An old familiar word got an airing yesterday, sequencing. This time it wasn't about guns or government but about walking and talking, and which comes first. Much reference also to the horse vis-a-vis the cart.
We're on the eve of Northern Ireland's most contentious parade. If the violent protests at Drumcree and elsewhere throughout Northern Ireland this week are the warmup, then the main event tomorrow, and perhaps running into next week, will be a volatile and fiery affair.
The Orange Order has a public relations problem. Senior members admit that. There is a sense of no real leadership, of the hierarchy in the Grand Lodge in Belfast unable to come to grips with how to handle their Portadown colleagues.
The Grand Lodge will condemn violence while Mr Gracey won't. There is no evidence of any marshalling of the protests on the hill at Drumcree. Loyalist paramilitaries fire on police and, it is claimed, on Catholics in Belfast, or egg on 10-year-olds to block roads in the city and elsewhere throughout the North. All in the name of the Orange stand at Drumcree.
Yesterday's unionist News Letter contained a lengthy response in the name of the district master of Portadown district, Mr Harold Gracey, to Monday's Parades Commission ruling on the Drumcree parade.
It detailed the numerous meetings Portadown Orangemen held with various British government ministers, officials and mediators over the past two years in an effort to end the long-running Drumcree saga. It also set out a number of pledges that the Portadown brethren would honour, such as cancelling all Drumcree protests and participating in talks on future Drumcrees with South African mediator Brian Currin - provided Portadown Orangemen get down the nationalist Garvaghy Road tomorrow.
Cart before the horse, chorused Breandan Mac Cionnaith of the Garvaghy residents' grouping, SDLP minister Brid Rodgers and Dara O'Hagan of Sinn Fein. No chance. The message was the same: if the Orangemen want to walk they first have to talk to the people of Garvaghy Road.
But the language of the response was interesting. While listing over 60 meetings on Drumcree over the past two years it also acknowledged that none of these encounters involved face-to-face contact with the Garvaghy representatives.
None the less, Mr Gracey's response in the newspaper described the recent initial pre-mediation talks with Mr Currin as "positive and helpful". He added: "There remains some substantial areas of disagreement between the parties but as far as Portadown district are concerned they will endeavour to overcome these areas and to move forwards into full mediation."
The notion of "full mediation" opened up the possibility of direct engagement with the Garvaghy group - an absolute bottom line as far as nationalists are concerned, and contrary to the policy of the Grand Lodge of the Orange Order.

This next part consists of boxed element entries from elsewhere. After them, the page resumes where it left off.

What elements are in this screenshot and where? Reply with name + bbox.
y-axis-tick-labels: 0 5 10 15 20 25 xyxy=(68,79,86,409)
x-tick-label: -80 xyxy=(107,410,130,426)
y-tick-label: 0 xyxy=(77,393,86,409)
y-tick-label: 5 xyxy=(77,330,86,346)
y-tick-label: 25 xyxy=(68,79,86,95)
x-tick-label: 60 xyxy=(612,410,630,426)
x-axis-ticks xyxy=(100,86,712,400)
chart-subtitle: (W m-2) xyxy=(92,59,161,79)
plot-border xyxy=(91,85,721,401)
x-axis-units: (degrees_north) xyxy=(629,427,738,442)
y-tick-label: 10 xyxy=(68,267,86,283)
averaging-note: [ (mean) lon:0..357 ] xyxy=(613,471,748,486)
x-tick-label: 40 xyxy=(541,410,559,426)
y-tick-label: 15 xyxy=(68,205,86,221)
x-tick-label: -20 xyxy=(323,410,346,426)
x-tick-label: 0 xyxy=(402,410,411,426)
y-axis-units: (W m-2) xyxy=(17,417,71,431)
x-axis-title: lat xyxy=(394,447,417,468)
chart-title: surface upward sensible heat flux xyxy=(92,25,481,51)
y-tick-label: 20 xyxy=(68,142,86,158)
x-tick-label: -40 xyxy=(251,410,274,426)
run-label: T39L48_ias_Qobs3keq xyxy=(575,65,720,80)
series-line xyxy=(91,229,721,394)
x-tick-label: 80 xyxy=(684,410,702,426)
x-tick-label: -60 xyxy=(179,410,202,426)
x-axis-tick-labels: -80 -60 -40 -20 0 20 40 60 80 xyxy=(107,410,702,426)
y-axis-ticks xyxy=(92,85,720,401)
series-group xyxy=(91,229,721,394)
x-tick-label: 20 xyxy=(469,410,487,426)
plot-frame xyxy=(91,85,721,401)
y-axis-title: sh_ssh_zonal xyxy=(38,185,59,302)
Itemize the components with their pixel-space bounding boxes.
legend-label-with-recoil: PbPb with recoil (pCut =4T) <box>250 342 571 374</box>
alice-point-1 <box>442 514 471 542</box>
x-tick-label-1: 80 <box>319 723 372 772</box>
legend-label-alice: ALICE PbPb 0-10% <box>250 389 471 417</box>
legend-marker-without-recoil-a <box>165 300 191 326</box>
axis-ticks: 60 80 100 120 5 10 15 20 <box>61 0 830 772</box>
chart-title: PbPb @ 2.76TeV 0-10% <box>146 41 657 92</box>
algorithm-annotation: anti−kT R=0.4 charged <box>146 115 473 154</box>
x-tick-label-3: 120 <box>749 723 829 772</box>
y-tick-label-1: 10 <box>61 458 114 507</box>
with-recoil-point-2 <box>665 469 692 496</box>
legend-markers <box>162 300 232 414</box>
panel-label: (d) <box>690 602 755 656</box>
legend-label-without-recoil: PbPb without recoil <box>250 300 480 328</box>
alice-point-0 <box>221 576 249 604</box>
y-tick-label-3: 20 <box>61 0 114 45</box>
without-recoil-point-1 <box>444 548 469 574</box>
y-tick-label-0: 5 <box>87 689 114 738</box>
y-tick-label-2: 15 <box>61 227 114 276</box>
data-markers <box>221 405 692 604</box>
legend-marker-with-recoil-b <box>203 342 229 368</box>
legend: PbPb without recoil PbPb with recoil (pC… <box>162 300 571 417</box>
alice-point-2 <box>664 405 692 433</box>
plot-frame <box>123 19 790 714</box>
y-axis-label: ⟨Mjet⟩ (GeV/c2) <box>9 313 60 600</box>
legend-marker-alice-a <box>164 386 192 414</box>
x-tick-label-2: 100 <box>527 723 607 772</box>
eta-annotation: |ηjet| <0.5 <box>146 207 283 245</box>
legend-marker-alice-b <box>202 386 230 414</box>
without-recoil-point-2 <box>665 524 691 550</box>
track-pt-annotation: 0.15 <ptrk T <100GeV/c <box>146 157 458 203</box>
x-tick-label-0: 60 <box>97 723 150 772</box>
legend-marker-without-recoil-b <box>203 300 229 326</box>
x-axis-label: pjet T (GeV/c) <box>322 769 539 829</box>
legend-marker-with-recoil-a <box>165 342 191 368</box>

The Parades Commission later affirmed its ruling of Monday rerouting tomorrow's parade away from Garvaghy Road, and pointing out that Mr Gracey's written response was totally at odds with the commission's decision. It said that it was essential that the "sequencing" remain as in the ruling: in other words, horse before cart - an end to the protests and some form of dialogue with the Garvaghy residents before the parade could take place.
There were honeyed words for the Orangemen, however. The commission said it was impressed with Mr Gracey's "affidavit" and viewed it as having the potential to move the situation forward. It said the Portadown district had demonstrated a "genuine desire to find a resolution to the Drumcree issue".
Plaudits there but any hopes of imminent progress were shattered by lunchtime comments from Mr Gracey who, when questioned at Drumcree by a BBC reporter, refused to condemn the violence attendant on the Drumcree protests. He disclaimed any Orange responsibility for the disturbances, and ruled out any talks with the Garvaghy residents.
"If things get out of hand it is not my fault," he insisted. He would not talk to Breandan Mac Cionnaith but had no problem having former UDA prisoner Johnny Adair on the hill. If Orangemen don't get down Garvaghy Road tomorrow then mediator Mr Currin "may as well pack his bags and go back to South Africa", he said.
The whole tone and content of his remarks contradicted what appeared in his name in the News Letter. But that is hardly surprising because there is much division in the order. Several politicians and commentators have warned that the order appears intent on self-destruction. Friends of the order such as the writer and historian Ruth Dudley Edwards wrote last week that the institution appeared "bent on suicide". She did not know what option the order would take "but on present form you can bet they'll unerringly choose the worst option".
But that's to do with the order. What happens tomorrow at Drumcree has to do with civic society in Northern Ireland. All the elements are in place for another dangerous standoff at Drumcree tomorrow: thousands of Orangemen on the hill, loyalist paramilitaries on the sideline, demonstrations, barricades, blockades throughout the North, and perhaps worse.
A long fuse has been lit and it's as if Orangemen are powerless to stamp it out before it reaches the powder keg.